Abstract

The out-of-domain (OO-Do) problem has hindered machine learning models especially when the models are deployed in the real world. The OO-Do problem occurs during machine learning testing phase when a learned machine learning model must predict on data belonging to a class that is different from that of the data used for training. We tackle the OO-Do problem in an object-detection task: a parasite-egg detection model used in real-world situations. First, we introduce the In-the-wild parasite-egg dataset to evaluate the OO-Do-aware model. The dataset contains 1,552 images, 1,049 parasite-egg, and 503 OO-Do images, uploaded through chatbot.
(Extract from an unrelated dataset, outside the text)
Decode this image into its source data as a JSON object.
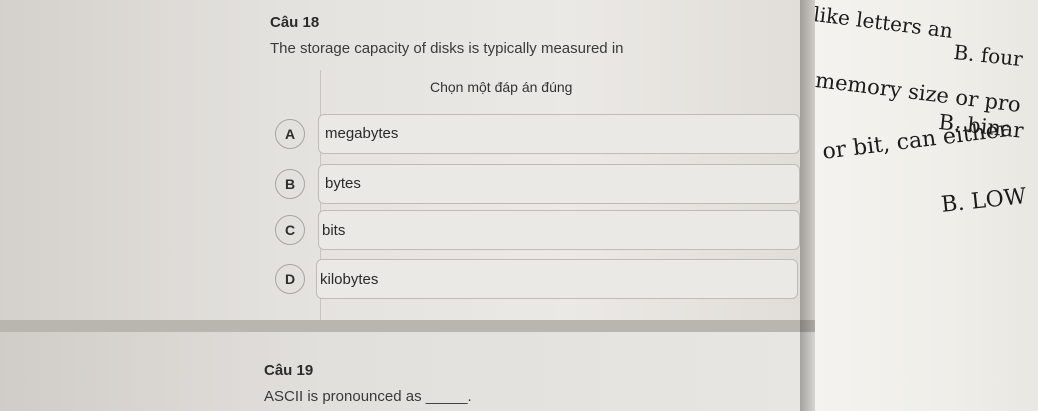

It was constructed by conducting a chatbot test session with 222 medical technology students. Thereafter, we propose a data-driven framework to construct a parasite-egg recognition model for in-the-wild applications to address the OO-Do issue. In the framework, we use publicly available datasets to train the parasite-egg recognition models about in-domain and out-of-domain concepts. Finally, we compare the integration strategies for our proposed two-step parasite-egg detection approach on two test sets: standard and In-the-wild datasets. We also investigate different thresholding strategies for model robustness to OO-Do data. Experiments on two test datasets showed that concatenating an OO-Do-aware classification model after an object-detection model achieved outstanding performance in detecting parasite eggs. The framework gained 7.37% and 4.09% F1-score improvement from the baselines on Chulatest+WildOO−Do dataset and the In-the-wild parasite-egg dataset, respectively.